請從下載對應的檔案 "NetApp支援網站"。您可以手動升級、或是將它們納入Ansible控制節點的「套件/」目錄、然後在「Eserie_storage儲存系統.yml」中填入下列參數、以使用Ansible進行升級：
```
# Firmware, NVSRAM, and Drive Firmware (modify the filenames as needed):
eseries_firmware_firmware: "packages/RCB_11.80GA_6000_64cc0ee3.dlp"
eseries_firmware_nvsram: "packages/N6000-880834-D08.dlp"
```

從下載並安裝適用於區塊節點中安裝之磁碟機的最新磁碟機韌體 "NetApp支援網站"。您可以手動升級它們、或將它們納入 packages/ Ansible 控制節點的目錄、然後在中填入下列參數 eseries_storage_systems.yml 、以使用 Ansible 進行升級：

eseries_drive_firmware_firmware_list:
  - "packages/<FILENAME>.dlp"
eseries_drive_firmware_upgrade_drives_online: true

將「Eseria_drive_韌體_grade_drives_online」設定為「假」會加速升級、但必須等到部署BeeGFS之後才能執行。這是因為該設定需要在升級前停止所有磁碟機的I/O、以避免應用程式錯誤。雖然在設定磁碟區之前執行線上磁碟機韌體升級仍很快、但我們建議您將此值設為「true」、以避免日後發生問題。

若要最佳化效能、請對全域組態進行下列變更：

# Global Configuration Defaults
eseries_system_cache_block_size: 32768
eseries_system_cache_flush_threshold: 80
eseries_system_default_host_type: linux dm-mp
eseries_system_autoload_balance: disabled
eseries_system_host_connectivity_reporting: disabled
eseries_system_controller_shelf_id: 99 # Required.

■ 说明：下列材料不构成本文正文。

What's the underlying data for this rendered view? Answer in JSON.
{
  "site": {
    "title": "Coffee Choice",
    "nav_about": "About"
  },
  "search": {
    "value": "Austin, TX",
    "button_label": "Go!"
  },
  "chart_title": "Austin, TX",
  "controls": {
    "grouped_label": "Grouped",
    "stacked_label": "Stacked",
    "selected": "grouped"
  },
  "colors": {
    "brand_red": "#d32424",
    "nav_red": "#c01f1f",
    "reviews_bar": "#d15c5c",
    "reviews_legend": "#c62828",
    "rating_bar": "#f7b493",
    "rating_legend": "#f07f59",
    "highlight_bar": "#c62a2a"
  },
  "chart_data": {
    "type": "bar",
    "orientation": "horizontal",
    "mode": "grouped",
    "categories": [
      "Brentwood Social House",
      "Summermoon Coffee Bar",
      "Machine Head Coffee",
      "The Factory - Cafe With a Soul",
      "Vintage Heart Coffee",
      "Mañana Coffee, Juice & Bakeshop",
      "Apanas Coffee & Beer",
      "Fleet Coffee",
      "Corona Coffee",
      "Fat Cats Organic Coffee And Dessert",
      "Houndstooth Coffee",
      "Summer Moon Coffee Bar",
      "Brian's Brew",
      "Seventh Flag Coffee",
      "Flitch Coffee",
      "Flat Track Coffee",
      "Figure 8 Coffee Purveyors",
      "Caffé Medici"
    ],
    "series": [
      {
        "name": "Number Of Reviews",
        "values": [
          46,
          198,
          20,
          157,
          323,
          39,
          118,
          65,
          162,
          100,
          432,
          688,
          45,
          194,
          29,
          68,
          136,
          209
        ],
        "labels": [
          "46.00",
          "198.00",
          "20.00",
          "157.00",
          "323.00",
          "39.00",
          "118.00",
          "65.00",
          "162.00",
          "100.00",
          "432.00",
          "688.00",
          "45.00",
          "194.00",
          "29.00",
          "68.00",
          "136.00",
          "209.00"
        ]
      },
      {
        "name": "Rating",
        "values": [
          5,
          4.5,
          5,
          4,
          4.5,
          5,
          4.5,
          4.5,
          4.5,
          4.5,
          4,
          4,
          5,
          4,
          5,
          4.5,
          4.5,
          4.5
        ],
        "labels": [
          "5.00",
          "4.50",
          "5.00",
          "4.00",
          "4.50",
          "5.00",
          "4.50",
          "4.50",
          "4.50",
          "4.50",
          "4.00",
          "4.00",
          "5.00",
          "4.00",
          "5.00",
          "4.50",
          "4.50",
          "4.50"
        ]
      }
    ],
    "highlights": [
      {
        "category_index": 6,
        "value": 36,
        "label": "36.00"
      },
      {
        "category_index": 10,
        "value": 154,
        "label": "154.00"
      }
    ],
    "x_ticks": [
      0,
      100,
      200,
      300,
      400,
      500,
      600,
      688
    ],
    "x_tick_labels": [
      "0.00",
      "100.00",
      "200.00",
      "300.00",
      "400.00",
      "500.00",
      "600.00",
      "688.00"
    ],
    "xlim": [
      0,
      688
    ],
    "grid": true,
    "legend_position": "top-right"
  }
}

若要確保最佳的Volume資源配置和行為、請指定下列參數：

# Storage Provisioning Defaults
eseries_volume_size_unit: pct
eseries_volume_read_cache_enable: true
eseries_volume_read_ahead_enable: false
eseries_volume_write_cache_enable: true
eseries_volume_write_cache_mirror_enable: true
eseries_volume_cache_without_batteries: false
eseries_storage_pool_usable_drives: "99:0,99:23,99:1,99:22,99:2,99:21,99:3,99:20,99:4,99:19,99:5,99:18,99:6,99:17,99:7,99:16,99:8,99:15,99:9,99:14,99:10,99:13,99:11,99:12"

針對「Eseria_storage資源池可用磁碟機」指定的值、是NetApp EF600區塊節點的專屬值、可控制磁碟機指派給新Volume群組的順序。此順序可確保每個群組的I/O平均分散於後端磁碟機通道。